Dia Bridgehampton: Jill Magid
Dia presents a yearlong installation of new work by the Conceptual artist, writer, and filmmaker Jill Magid at Dia Bridgehampton in Bridgehampton, New York. Magid’s practice interrogates structures of power on an intimate level, exploring the emotional, philosophical, and legal tensions that exist between institutions and individual agency. For her exhibition at Dia Bridgehampton, Magid presents the series Homage CMYK (2019), consisting of eleven four-channel screen prints on linen hung to fit the gallery in an immersive installation. In dialogue with Dan Flavin’s permanent installation of fluorescent light works on the second floor of the building, the layered, luminous surfaces of Homage CMYK call into question authorship, influence, and how an object changes in relation to its context over time.

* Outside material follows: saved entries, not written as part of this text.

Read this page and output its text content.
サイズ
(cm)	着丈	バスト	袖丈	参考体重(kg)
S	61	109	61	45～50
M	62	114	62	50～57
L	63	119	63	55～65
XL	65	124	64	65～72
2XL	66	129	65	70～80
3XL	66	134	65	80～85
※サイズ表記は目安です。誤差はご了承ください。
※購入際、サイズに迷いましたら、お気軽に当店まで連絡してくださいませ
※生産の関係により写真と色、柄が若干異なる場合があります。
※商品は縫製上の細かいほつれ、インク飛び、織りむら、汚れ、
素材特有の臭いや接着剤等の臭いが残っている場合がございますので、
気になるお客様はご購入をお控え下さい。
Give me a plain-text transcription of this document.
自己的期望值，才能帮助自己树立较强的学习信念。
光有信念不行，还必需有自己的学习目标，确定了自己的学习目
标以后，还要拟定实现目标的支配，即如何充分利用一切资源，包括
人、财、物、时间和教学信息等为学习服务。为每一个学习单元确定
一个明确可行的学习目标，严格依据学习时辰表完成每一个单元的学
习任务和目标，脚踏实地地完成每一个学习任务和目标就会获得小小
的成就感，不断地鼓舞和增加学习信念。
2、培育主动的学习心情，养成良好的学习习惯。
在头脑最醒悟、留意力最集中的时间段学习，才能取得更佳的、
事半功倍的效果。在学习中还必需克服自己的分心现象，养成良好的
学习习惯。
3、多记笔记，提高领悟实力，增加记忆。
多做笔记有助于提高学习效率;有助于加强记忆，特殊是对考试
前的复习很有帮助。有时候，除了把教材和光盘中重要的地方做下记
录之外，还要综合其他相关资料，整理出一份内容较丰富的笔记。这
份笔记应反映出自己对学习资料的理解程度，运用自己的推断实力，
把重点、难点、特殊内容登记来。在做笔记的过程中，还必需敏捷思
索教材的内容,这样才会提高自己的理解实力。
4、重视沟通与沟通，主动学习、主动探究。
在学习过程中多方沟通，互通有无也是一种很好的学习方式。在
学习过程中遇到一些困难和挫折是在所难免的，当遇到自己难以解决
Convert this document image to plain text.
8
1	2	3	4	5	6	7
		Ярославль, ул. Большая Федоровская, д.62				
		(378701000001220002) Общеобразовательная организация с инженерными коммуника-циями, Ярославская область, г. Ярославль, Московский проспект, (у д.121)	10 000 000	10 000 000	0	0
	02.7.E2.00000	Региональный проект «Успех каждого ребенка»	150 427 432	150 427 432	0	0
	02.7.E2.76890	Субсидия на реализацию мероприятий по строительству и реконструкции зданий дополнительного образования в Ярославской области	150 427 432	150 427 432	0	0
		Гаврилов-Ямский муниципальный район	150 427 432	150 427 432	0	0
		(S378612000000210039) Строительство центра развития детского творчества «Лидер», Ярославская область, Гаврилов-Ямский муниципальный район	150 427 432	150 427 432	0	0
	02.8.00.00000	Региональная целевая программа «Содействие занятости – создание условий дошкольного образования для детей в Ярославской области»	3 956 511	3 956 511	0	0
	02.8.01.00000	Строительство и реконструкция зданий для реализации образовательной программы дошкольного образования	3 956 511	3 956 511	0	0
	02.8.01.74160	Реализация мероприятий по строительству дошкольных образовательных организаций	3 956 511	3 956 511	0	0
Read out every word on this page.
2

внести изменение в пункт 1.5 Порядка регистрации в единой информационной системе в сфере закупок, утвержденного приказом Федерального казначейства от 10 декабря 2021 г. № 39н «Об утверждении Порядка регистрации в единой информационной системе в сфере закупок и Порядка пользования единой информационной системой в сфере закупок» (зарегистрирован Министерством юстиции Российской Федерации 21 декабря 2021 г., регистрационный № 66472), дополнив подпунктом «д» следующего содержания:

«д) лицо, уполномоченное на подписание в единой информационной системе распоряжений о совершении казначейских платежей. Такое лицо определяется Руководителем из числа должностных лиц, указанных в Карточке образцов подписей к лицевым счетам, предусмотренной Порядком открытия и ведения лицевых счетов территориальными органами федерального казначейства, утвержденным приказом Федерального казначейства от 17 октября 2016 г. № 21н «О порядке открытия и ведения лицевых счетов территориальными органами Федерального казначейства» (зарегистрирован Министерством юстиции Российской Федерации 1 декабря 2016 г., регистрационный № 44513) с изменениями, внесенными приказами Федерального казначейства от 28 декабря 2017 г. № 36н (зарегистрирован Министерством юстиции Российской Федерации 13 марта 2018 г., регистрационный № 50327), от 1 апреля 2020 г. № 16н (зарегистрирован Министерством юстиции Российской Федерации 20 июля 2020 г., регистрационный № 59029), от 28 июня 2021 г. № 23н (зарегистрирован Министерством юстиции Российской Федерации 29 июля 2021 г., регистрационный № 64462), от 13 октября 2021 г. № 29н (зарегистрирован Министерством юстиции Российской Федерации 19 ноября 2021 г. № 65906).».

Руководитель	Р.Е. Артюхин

This series takes as its departure point two unlicensed screen prints on linen derived from Josef Albers’s iconic series Homage to the Square (1950–75). The copies hang in Mexican architect Luis Barragán’s library and living room at his preserved Mexico City home, famed for the interplay of light and shadows on the house’s geometric, brightly colored walls. Already substantially different from the original oil paintings that they purport to be, published photographic reproductions of the Homages in this domestic setting magnify the changing effects of natural and artificial light on the surfaces of the counterfeits. To make Homage CMYK, Magid scanned the photographic reproductions, cropped the skewed works, and manipulated them back into their intended square format, finally printing them again in their original size and support—now layered with multiple reproduction processes, including commercial printing, photography, book publication, and Photoshop.